Deixem-me contar os detalhes sobre a minha experiência em dois capítulos, para não fazer muito pesado o assunto. Hoje vou te dizer quem é e como vive o que foi uma das tribos mais temidas do Mundo, um povo sociável, hospitalar e tranquila que se está a dar a conhecer ao turismo para ter uma melhor modo de vida. Por isso, se você, se você não quiser agraviarlos deverá aparecer no povoado iam com presentes para todos e cada um dos componentes da tribo. Há muitos anos que mudaram o seu mau hábito de cortar cabeças por outra mais suportável: a de comer as batatas que lhes levamos daqueles que queremos conhecer em pessoa…
Selva de Bornéu
Bornéu, a terceira maior ilha do mundo, é um dos últimos paraísos virgens que estão em nosso planeta, com uma biodiversidade difícil de igualar, que engloba centenas de espécies animais e vegetais, algumas delas endêmicas, e que só se encontram aqui. Este inóspito e selvagem habitat que compartilham três países, Indonésia, Malásia e Brunei, invocou o homem desde tempos ancestrais em uma comunhão perfeita entre a natureza e o ser humano, e viajar para a selva é uma das melhores experiências em qualquer viagem para a Malásia que se preze.

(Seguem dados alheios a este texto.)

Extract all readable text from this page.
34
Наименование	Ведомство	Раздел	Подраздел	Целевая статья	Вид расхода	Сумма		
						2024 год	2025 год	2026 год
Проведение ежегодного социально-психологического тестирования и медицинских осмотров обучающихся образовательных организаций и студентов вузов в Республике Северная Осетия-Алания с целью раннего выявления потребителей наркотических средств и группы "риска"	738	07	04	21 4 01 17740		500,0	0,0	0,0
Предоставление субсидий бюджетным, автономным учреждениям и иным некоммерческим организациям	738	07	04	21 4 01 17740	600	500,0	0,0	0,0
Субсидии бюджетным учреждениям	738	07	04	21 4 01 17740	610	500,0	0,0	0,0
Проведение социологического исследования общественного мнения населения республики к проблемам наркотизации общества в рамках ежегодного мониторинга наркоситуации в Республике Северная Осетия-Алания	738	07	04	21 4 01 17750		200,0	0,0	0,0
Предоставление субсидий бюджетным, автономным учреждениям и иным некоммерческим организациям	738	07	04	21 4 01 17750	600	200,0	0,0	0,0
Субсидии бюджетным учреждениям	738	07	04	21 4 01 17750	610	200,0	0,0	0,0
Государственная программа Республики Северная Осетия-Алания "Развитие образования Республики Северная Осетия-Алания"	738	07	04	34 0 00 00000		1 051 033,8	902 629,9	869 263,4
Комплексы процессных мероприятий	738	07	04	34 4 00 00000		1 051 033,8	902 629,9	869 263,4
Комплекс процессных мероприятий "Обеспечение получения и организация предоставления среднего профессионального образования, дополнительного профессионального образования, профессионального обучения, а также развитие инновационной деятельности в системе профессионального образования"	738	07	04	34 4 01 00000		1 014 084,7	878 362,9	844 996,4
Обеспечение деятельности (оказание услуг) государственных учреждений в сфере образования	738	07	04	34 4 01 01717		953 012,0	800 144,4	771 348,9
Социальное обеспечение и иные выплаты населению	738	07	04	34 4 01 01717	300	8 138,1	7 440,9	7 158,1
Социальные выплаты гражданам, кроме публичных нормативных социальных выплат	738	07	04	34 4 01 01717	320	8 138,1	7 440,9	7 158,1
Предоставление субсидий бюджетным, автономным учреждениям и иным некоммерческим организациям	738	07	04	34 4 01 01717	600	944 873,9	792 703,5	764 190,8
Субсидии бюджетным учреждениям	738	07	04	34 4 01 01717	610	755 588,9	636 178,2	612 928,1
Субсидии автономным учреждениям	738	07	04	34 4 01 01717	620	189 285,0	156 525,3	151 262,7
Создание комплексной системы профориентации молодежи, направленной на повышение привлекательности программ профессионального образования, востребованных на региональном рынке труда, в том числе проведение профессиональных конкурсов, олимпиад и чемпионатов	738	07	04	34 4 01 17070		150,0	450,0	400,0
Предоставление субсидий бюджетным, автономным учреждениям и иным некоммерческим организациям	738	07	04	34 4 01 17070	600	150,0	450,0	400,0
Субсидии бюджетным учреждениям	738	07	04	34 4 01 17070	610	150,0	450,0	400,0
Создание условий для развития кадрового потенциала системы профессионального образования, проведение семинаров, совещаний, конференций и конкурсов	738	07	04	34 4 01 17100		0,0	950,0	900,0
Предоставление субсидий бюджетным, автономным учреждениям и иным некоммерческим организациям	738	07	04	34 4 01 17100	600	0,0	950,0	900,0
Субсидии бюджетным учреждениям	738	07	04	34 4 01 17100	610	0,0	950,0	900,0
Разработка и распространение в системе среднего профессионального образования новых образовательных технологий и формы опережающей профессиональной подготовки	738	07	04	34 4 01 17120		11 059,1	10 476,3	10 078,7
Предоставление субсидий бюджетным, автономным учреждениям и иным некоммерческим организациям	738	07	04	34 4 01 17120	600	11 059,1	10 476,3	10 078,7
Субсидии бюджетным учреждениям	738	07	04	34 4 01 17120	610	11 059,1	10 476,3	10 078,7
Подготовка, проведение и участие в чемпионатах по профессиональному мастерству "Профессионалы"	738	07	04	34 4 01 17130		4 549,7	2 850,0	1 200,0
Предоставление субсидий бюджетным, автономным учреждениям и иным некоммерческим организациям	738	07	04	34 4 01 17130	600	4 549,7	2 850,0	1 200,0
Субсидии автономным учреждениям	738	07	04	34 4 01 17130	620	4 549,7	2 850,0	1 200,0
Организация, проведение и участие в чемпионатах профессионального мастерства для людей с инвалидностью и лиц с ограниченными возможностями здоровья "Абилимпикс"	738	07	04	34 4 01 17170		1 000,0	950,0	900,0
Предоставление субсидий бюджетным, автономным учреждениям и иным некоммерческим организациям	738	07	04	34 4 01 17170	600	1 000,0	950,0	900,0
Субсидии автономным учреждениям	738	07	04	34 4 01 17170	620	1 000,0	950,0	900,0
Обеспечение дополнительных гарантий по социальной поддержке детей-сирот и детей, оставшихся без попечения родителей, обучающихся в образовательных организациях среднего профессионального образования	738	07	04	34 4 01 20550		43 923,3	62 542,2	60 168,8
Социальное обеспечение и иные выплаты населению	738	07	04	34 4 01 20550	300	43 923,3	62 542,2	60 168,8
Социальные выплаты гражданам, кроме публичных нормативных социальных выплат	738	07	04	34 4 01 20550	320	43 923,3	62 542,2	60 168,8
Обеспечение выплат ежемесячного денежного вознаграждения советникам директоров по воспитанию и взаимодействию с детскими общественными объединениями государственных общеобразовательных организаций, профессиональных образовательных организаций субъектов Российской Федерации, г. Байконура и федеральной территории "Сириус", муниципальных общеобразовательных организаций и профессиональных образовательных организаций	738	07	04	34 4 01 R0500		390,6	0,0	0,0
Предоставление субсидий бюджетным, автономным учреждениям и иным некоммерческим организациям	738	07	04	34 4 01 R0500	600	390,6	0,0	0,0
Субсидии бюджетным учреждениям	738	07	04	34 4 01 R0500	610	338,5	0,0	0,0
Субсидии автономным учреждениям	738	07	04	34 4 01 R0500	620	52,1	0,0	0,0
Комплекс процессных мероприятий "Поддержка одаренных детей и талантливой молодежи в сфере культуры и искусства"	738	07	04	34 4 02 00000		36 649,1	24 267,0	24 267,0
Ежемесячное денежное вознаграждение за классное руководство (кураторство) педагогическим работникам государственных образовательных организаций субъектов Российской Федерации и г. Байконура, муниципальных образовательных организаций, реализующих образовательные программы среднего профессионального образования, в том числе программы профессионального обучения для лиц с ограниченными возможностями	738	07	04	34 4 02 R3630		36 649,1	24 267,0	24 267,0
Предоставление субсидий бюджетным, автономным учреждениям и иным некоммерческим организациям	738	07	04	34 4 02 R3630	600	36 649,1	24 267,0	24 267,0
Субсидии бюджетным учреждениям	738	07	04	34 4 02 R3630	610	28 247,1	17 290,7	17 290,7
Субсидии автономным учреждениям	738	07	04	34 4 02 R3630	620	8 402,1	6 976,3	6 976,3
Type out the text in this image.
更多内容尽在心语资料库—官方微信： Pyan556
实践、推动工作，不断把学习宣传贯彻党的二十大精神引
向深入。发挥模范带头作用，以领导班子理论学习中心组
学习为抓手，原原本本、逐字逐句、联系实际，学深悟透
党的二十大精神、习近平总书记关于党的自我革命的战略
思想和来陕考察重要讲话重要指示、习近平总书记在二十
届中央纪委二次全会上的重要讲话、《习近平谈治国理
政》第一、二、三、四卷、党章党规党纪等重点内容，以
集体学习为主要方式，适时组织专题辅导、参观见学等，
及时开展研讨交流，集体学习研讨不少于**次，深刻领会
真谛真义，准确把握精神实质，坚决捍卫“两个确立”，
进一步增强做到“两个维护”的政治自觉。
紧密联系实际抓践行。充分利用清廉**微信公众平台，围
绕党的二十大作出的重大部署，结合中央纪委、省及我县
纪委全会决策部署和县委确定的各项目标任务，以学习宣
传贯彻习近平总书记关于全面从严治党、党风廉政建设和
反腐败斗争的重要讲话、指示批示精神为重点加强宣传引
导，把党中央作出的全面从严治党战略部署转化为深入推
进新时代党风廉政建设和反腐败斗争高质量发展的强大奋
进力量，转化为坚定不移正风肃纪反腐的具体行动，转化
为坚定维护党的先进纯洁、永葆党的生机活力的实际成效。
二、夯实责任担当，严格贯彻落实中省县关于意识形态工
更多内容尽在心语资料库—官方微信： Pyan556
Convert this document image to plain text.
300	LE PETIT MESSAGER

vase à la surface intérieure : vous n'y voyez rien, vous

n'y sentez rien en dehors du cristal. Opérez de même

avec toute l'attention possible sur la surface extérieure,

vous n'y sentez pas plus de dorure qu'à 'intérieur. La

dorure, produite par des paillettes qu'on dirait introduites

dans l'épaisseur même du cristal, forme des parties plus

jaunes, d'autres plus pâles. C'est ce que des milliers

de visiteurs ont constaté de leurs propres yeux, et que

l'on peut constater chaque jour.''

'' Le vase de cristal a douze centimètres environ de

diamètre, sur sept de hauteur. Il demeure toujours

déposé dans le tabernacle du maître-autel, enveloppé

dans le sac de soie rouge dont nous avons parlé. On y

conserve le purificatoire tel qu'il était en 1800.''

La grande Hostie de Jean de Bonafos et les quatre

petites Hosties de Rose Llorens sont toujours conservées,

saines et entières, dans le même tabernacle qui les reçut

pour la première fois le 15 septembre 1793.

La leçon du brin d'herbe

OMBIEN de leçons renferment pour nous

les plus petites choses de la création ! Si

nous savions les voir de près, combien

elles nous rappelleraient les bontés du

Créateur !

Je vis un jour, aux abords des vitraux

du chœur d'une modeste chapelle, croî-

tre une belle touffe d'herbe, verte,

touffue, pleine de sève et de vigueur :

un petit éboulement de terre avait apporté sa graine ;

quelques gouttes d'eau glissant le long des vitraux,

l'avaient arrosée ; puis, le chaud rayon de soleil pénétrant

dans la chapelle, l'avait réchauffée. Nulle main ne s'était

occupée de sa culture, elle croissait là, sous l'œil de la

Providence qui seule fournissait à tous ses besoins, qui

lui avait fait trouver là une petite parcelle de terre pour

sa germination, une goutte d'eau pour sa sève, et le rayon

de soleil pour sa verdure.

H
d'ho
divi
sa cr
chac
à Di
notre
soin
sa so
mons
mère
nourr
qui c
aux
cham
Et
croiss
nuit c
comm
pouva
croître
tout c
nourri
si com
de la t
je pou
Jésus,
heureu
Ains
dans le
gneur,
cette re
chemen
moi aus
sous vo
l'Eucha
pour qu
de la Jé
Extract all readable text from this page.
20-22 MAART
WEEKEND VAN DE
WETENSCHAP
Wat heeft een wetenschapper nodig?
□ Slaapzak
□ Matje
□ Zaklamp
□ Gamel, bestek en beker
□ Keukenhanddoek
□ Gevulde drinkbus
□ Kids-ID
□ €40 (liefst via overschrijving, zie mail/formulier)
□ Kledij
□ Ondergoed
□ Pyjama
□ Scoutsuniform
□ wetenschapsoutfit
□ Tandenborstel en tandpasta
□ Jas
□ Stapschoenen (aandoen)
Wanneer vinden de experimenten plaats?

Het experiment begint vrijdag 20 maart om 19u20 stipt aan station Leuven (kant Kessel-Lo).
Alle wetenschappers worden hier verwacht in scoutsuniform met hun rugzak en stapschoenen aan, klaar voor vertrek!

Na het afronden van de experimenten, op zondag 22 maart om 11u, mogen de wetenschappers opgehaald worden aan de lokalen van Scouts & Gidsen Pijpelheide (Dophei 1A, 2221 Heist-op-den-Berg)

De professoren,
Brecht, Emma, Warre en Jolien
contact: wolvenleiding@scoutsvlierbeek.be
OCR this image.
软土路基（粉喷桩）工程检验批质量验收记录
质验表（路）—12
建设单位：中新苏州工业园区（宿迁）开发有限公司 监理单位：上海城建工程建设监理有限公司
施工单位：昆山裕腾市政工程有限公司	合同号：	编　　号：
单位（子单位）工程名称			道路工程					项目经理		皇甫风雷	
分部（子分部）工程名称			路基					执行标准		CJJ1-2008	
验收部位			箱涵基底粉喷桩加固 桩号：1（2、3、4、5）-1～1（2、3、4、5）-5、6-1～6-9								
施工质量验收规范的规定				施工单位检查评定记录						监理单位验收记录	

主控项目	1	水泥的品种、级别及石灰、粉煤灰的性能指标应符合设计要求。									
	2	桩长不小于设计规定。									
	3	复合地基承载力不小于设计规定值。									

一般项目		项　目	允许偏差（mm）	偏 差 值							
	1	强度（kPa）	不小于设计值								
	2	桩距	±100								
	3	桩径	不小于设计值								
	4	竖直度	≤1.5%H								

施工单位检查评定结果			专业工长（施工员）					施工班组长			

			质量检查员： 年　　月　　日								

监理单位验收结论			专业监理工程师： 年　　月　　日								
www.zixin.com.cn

As florestas do interior do Bornéu malaio são o habitat de várias etnias, entre elas os Iam, o maior grupo étnico do estado de Sarawak. Temidos e respeitados, os caçadores de cabeças-de-Bornéu tentam manter, a duras penas seu modo de vida, mas deixando de lado a cruel prática que se tornaram tristemente famosos: o corte ritual da cabeça de seu inimigo para exibi-la em suas casas como sinal de poder e respeito para com os espíritos.
Os espanhóis foram os primeiros europeus a chegar à Malásia e em 1521 passou Juan Sebastián ElCano com o resto da expedição de Magalhães e encontrar-se-iam com Eles, o maior grupo étnico dos 26 que existem em Sarawak. Os iam viviam e vivem em longhouses, as casas comunais que maravilhou-se lá por 1854 o naturalista Alfred Russel Wallace, por sua inteligência e arquitetura. Seguro também se surpreso por a reputação de cortadores de cabeça desta etnia foram, também chamada de “dayak de mar”. Mas essa prática, a proibiu James Brooke, o primeiro rajá branco, que governou esta selva ingobernable. Até essa proibição, os iam eles achavam que não faziam nada de errado e eram ferozes guerreiros cuja máxima era obter a cabeça de seu inimigo para pendurá-la em sua cabana, depois de queimá-lo, em sinal de poder, respeito e espiritualidade. Parece que as últimas cabeças cortadas foram as de alguns soldados japoneses durante a segunda guerra mundial.
A Longhouse ou casa longa
Por o estado de Sarawak há mais de 200 longhouses ou casas longas, cerca de 50 na região do rio Lemanak, afluente do grande rio Batang Lupar. São uma construção difícil de encontrar por todo o mundo e tem servido, desde tempos remotos, para defender-se dos perigos da selva, quer sejam humanos ou animais. É fácil se você vai para o estado de Sarawak visitar uma dessas comunidades, seja perto de kuala lumpur, a capital do estado, seja penetrando na selva, algumas horas da civilização. Os iam se encontram em diversos graus de aculturação, dependendo se foram abertas mais o turismo e o modo de vida moderno. Seja como for, vir aqui é entrar em um outro mundo e um outro planeta, ao menos para um ocidental cansado de tanto tijolo e cimento.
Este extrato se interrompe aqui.